Il Ransomware è un virus che ha lo scopo di riscattare (ransom = riscatto) denaro dall’utente colpito, minacciando di cancellare tutti i dati presenti sul computer.

Come funziona MegaCortex?

Per adesso gli unici dispositivi colpiti sembrano essere computer aziendali. Per essere colpiti bisogna avere un computer già infetto da malware come Emotet o Qbot, virus specializzati a far “entrare” altri virus. Il messaggio mostrato sui computer infetti è il seguente:

“I sistemi di difesa informatica delle vostre aziende sono stati valutati, misurati e sono stati trovati carenti. La violazione è il risultato della grave negligenza dei protocolli di sicurezza.Tutti i computer sono stati corrotti con il malware MegaCortex, che ha crittografato tutti i file.[…] Non sprecare soldi e tempo comprando Software da terzi, senza la chiave non funzioneranno.[…] Io posso condurti fino alla soglia, ma la porta devi varcarla da solo“.

Dove l’ultima frase è presa dal film di Matrix.
Il Ransomware prendere il possesso del nostro PC crittografando tutti i contenuti dell’harddisk, rendendoli illeggibili senza la chiava per decrittografare.
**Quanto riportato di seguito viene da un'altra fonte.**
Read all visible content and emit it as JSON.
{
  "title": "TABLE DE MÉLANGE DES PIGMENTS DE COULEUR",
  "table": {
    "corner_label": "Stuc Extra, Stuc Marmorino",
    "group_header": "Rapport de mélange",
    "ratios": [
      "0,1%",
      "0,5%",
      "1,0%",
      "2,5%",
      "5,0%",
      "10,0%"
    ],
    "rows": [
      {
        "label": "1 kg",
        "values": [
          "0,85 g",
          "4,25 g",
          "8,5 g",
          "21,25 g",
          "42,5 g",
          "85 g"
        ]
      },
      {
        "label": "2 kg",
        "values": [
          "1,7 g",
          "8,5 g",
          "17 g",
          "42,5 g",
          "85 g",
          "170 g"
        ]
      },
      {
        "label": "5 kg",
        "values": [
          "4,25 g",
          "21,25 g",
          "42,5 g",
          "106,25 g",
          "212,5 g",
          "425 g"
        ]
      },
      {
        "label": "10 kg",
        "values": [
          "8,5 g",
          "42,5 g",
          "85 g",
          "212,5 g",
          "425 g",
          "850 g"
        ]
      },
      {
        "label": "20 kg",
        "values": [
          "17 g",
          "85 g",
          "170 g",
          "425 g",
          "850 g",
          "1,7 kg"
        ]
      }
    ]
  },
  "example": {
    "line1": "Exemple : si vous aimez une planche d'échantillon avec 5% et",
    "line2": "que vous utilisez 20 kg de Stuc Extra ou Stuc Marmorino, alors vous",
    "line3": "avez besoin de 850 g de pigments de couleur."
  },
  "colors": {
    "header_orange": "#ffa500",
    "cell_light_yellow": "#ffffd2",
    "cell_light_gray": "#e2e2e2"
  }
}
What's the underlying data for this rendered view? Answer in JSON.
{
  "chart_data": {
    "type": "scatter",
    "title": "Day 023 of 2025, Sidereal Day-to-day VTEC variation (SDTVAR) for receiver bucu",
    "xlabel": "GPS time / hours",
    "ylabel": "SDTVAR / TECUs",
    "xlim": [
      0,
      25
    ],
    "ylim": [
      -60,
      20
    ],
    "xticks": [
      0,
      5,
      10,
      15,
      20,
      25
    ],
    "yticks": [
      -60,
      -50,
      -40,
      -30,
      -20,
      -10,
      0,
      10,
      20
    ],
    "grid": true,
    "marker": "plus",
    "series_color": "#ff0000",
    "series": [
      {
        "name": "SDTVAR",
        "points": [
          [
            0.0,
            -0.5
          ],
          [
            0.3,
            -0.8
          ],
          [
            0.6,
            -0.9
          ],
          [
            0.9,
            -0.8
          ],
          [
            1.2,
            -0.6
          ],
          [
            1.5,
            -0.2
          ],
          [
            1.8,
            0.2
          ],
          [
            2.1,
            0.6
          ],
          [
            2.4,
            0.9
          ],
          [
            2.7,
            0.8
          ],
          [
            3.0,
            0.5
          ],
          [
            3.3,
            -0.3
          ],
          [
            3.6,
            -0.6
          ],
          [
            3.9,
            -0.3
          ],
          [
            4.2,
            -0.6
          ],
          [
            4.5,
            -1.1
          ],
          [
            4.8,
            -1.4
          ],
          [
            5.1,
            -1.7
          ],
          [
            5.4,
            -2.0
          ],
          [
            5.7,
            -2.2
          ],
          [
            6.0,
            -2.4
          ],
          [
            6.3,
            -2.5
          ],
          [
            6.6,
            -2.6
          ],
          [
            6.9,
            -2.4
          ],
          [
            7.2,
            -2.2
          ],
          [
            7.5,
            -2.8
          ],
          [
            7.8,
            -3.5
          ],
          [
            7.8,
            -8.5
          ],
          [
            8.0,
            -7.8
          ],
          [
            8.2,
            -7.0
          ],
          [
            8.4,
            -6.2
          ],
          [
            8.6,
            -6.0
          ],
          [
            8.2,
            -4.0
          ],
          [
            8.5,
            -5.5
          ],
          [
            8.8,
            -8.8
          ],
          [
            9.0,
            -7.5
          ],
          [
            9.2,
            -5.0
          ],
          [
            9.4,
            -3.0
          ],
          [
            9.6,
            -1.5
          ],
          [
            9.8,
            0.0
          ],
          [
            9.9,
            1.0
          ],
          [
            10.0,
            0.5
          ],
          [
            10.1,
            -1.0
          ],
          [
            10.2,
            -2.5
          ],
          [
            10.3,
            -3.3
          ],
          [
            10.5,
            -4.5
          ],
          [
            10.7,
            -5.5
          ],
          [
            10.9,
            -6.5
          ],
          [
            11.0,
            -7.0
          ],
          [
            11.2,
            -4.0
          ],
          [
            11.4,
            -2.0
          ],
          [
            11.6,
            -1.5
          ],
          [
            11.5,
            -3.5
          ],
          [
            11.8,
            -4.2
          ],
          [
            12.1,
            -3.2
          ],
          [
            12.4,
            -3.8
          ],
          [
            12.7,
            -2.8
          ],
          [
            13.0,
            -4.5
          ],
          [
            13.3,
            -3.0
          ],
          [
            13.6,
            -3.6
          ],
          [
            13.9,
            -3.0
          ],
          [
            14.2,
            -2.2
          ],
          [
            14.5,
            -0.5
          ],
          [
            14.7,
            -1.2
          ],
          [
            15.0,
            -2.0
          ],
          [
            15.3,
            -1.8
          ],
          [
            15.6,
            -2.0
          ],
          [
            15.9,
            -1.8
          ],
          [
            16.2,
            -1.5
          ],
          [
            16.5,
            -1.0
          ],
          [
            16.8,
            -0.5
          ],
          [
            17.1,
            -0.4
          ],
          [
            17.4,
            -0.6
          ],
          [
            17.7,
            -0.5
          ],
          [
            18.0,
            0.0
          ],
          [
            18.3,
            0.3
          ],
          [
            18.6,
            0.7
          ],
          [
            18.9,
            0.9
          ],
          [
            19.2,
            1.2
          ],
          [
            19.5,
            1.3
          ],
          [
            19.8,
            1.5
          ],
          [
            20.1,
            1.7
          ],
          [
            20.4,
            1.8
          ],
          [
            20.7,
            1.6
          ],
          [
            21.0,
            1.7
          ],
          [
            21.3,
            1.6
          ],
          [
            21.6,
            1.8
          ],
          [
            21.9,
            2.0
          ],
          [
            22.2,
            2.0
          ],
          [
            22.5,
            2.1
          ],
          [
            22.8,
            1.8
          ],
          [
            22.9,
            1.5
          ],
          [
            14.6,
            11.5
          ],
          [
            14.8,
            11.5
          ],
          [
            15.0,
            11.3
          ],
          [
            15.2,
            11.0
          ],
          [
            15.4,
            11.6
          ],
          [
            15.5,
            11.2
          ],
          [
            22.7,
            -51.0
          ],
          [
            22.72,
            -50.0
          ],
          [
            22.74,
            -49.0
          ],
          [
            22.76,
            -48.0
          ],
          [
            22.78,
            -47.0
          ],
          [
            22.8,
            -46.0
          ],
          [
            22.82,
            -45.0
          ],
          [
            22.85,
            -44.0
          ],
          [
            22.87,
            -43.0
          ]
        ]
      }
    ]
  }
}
Per sbloccare il PC bisogna inviare un e-mail ad un indirizzo specifico, dal quale si riceve un file eseguibile (.exe). Poi si dovra pagare il riscatto, dopo di che il computer viene sbloccato e viene data la garanzia che non succederà più (almeno da parte di MegaCortex).

Prevenire è meglio che curare

Anche se non sono ancora stati segnalati infezioni al di fuori di computer aziendali è sempre meglio tenere la guardia alta.

Visto che MegaCortex utilizza malware per entrare nel PC, una buona pratica è impostare la scansione dell’antivirus a cadenza giornaliera. Un’altra buona pratica è utilizzare password forti, difficili da scoprire, cosi da limitare accessi non autorizzati. Infine tenere un backup sempre aggiornato dei tuoi dati, cosi in caso di un attacco basterà formattare tutto dall’utlimo backup.